A Never-Seen-Before Exoplanet WASP-39b Atmosphere is Revealed by NASA’s Webb Space Telescope

by Rida Fatima

exoplanet WASP-39 b
(Figure 1: Based on what is known about the planet right now, this graphic depicts what the exoplanet WASP-39 b would look like. WASP-39 b is very hot, puffy full of gas that circulates just 0.0486 au (4,500,000 miles) from its star. It has a diameter that is 1.3 times larger than Jupiter and a mass that is 0.28 times Jupiter (or 0.94 times Saturn). WASP-39 is a star that is somewhat less massive and smaller than the Sun. WASP-39 b is extremely hot due to its near proximity to its star and is most likely tidally locked, with one side constantly facing the side of the star. Credits: www.nasa.gov)

A behemoth the size of Saturn that revolves around its star more closely than Mercury does the Sun, a planet known as WASP-39 b is unmatched by any other planets that exist in our solar system.
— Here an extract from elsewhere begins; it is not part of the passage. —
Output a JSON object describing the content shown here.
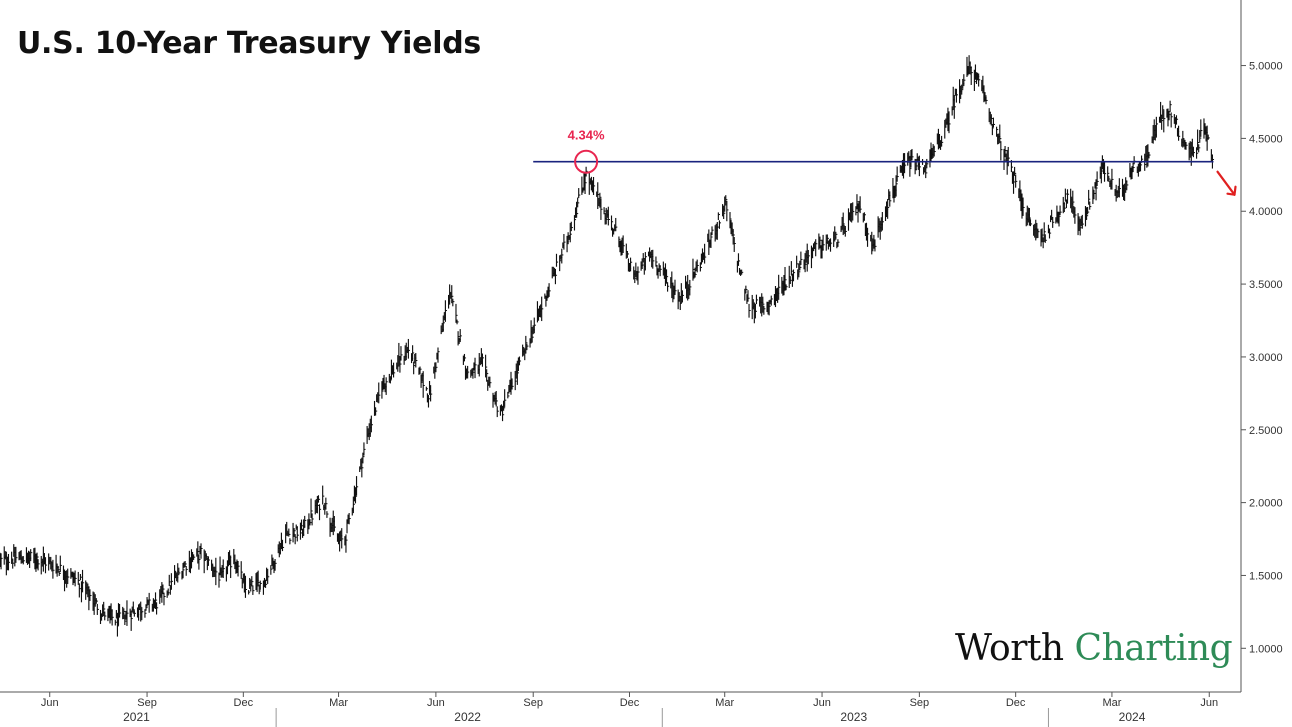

This exoplanet was one of the first to be studied when NASA started the official science operations on a regular basis by using James Webb Space Telescope. The findings have the exoplanet scientific community in a frenzy. Moreover, potassium, carbon monoxide, Water, sodium, and sulphur dioxide have all been discovered in the profile of WASP-39 b’s atmospheric ingredients created by Webb’s highly sensitive detectors. The results are encouraging for Webb’s sensors’ capacity to carry out a wide range of studies of exoplanets of various types, including rocky, tiny planets that are considered in the TRAPPIST-1 system (Scitechdaily, 2022).

Signatures of molecule with active Chemistry and Clouds

The latest James Webb telescope mission by NASA was to discover the chemical and molecular profile of the skies of a distant world, marking another first. The latest results from Webb show a very comprehensive variety of molecules, atoms, and also some evidence of active chemistry and clouds, in contrast to earlier findings from space observatories, such as Spitzer and NASA’s Hubble. The most recent information also gives a suggestion as to how these clouds would seem up close, suggesting that they are likely split up rather than covering the globe uniformly. The array of the telescope’s highly delicate apparatus was focused right on the environment of WASP-39 b, circulating a star around 700 light-years distant. The results are promising for the ability of Webb’s apparatus to do the extensive range of analyses of all types of exoplanets, or worlds around other stars, that the scientific groups had hoped for. As part of this, it is possible to explore the atmospheres of smaller, stonier planets like those in the TRAPPIST-1 system. It has been noted that the telescope has a variety of equipment that, when combined, offer a wide range of infrared detection and a variety of chemical fingerprints that were previously out of reach. Data like these change the game of understanding these other planets (NASA, 2022).

Five new scientific publications, three of which are in under review and one of which is in press, cover the discoveries in depth. One of the ground-breaking discoveries is that of sulphur dioxide (SO2) for the first time in an exoplanet’s atmosphere. This molecule is the result of chemical processes started by high-energy light from the planet’s parent star. Similar processes are used on Earth to produce the protective ozone layer in the upper atmosphere.

Concrete evidence of photochemistry

The formation of Sulphur dioxide in WASP-39 b’s atmosphere was described in the paper by Shang-Min Tsai, a researcher at the University of Oxford in the United Kingdom. Tsai asserted that this was the first time actual proof of photochemistry—chemical processes initiated by energetic stellar light on exoplanets had been seen. I believe this effort has a highly promising future for enhancing our understanding of the atmospheres of exoplanets. Another first as a result of this was the use of photochemistry computer models on the data that assists with the full explanation of such physics. The ensuing advancements in modelling will contribute to the development of the technological know-how necessary to decipher future indications of habitability (NASA, 2022).

“We had anticipated what the telescope would reveal, but it was more accurate, more varied, and more stunning than I had truly anticipated” – Hanna Wakeford.

Planets circling within the host star’s radiation bath are molded and changed. These changes on Earth enable life to flourish. Eight times closer to its home star than Mercury is to our Sun, the planet serves as a testing ground for the effects of radiation from host stars on exoplanets. Improved comprehension of the star-planet relationship should lead to a greater comprehension of how these factors impact the variety of planets seen in the solar system. Webb followed WASP-39 b when it crossed in front of its star, allowing part of the star’s light to get through the planet’s atmosphere and allowing for the detection of light from the object. Astronomers can identify the molecules by looking at the colors that aren’t present because different kinds of particles in the atmosphere absorb different colors of the starlight range. Webb can identify chemical fingerprints in the universe that are invisible to the human eye by observing it in infrared light.

The Webb telescope also picked up measurements of sodium (Na), potassium (K), and water vapor (H2O), which confirmed earlier observations made by ground- and space-based telescopes and discovered new fingerprints of water at these longer wavelengths (NASA, 2022).